Editor’s note: The following information was provided by the Legislative Press and Public Information Bureau.
STATE HOUSE — Rep. Joseph M. McNamara (D-Dist. 19, Warwick, Cranston) has introduced legislation requiring health insurers to provide home accessibility coverage for accessible modifications to homes in certain circumstances.
The bill (2023-H 5175) would require health insurance plans to provide home accessibility coverage for accessible residence modifications when those modifications are determined to be medically necessary, but only after a physician makes a determination that the patient would have to move into a long-term care residential facility otherwise.
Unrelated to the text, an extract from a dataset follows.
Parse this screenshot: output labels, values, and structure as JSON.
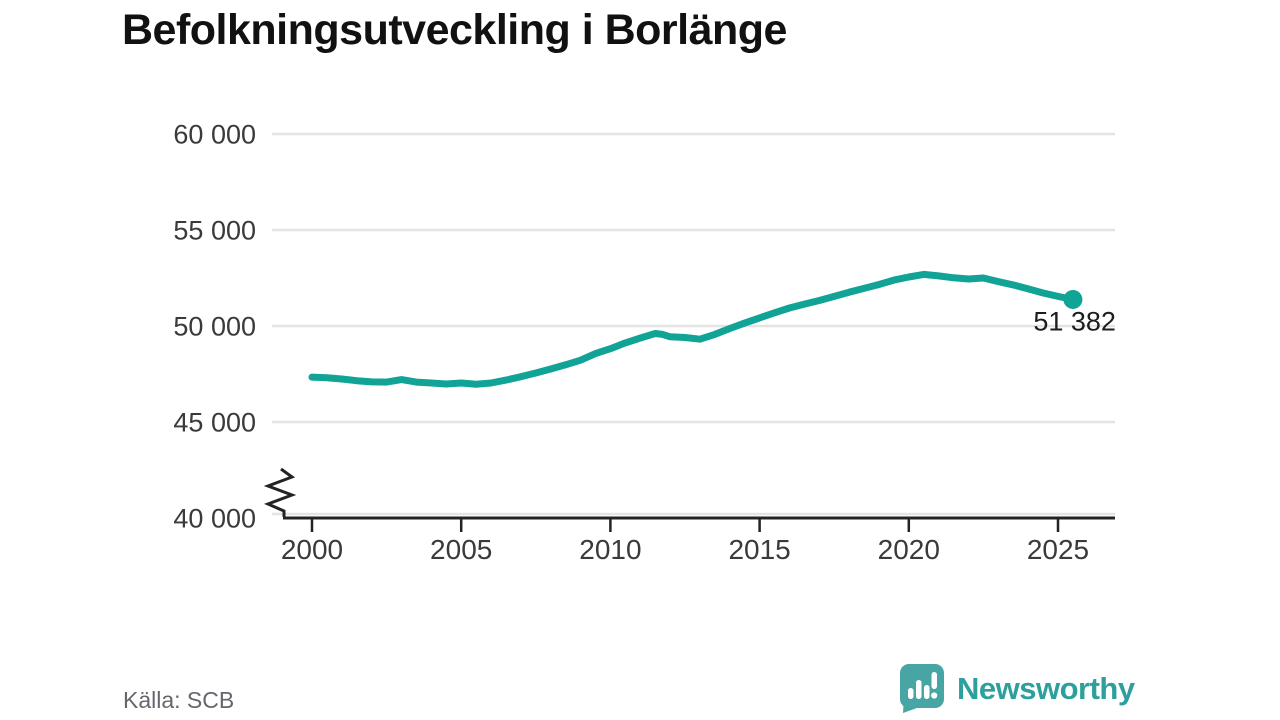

“As Rhode Island’s population ages, it’s important for us to do what we can to ease the burden of those who have shouldered the burden all their lives, and help to keep them in their homes,” said Representative McNamara. “From building our country to fighting our wars, senior citizens have made the investment in time, money and untiring devotion to their families, their employers and their country. These are people who are most likely to support small business. They pay taxes without utilizing services, such as public schools.”
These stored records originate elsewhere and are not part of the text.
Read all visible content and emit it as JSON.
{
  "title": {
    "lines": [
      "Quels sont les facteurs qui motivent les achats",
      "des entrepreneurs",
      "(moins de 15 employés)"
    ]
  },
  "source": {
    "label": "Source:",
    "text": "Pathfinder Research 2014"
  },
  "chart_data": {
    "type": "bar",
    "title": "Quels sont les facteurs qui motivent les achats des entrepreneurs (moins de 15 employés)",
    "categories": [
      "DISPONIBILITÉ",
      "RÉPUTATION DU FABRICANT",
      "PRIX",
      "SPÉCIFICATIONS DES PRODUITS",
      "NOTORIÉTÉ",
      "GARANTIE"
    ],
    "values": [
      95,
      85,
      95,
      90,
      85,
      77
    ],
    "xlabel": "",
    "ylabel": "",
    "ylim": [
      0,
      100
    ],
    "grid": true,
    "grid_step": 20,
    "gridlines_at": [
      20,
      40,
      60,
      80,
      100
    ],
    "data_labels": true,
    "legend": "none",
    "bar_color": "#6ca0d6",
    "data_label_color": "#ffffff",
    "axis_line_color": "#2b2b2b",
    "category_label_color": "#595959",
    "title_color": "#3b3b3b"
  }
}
The act intends home accessibility coverage to help Rhode Island’s aging population stay safely in their homes longer rather than overburdening the state’s nursing homes, which costs taxpayers millions of dollars each year in Medicaid costs. With the state’s aging population rising each year, there is a distinct need for housing that is safe and adapted to the needs of the elderly.
The House Committee on Health and Human Services recently heard testimony on the proposal, where the Rhode Island Developmental Disabilities Council testified in favor of the legislation.
“Time and again, it has been found that many — if not most — individuals with disabilities would prefer to stay at home in their community rather than move to a nursing home or other residential treatment facility,” wrote Robert Marshall, policy consultant for the council. “However, these Rhode Islanders find themselves with no other option than to accept a placement in a nursing home or other residential treatment setting because their home is not accessible and they do not have the financial means to make the necessary modifications.”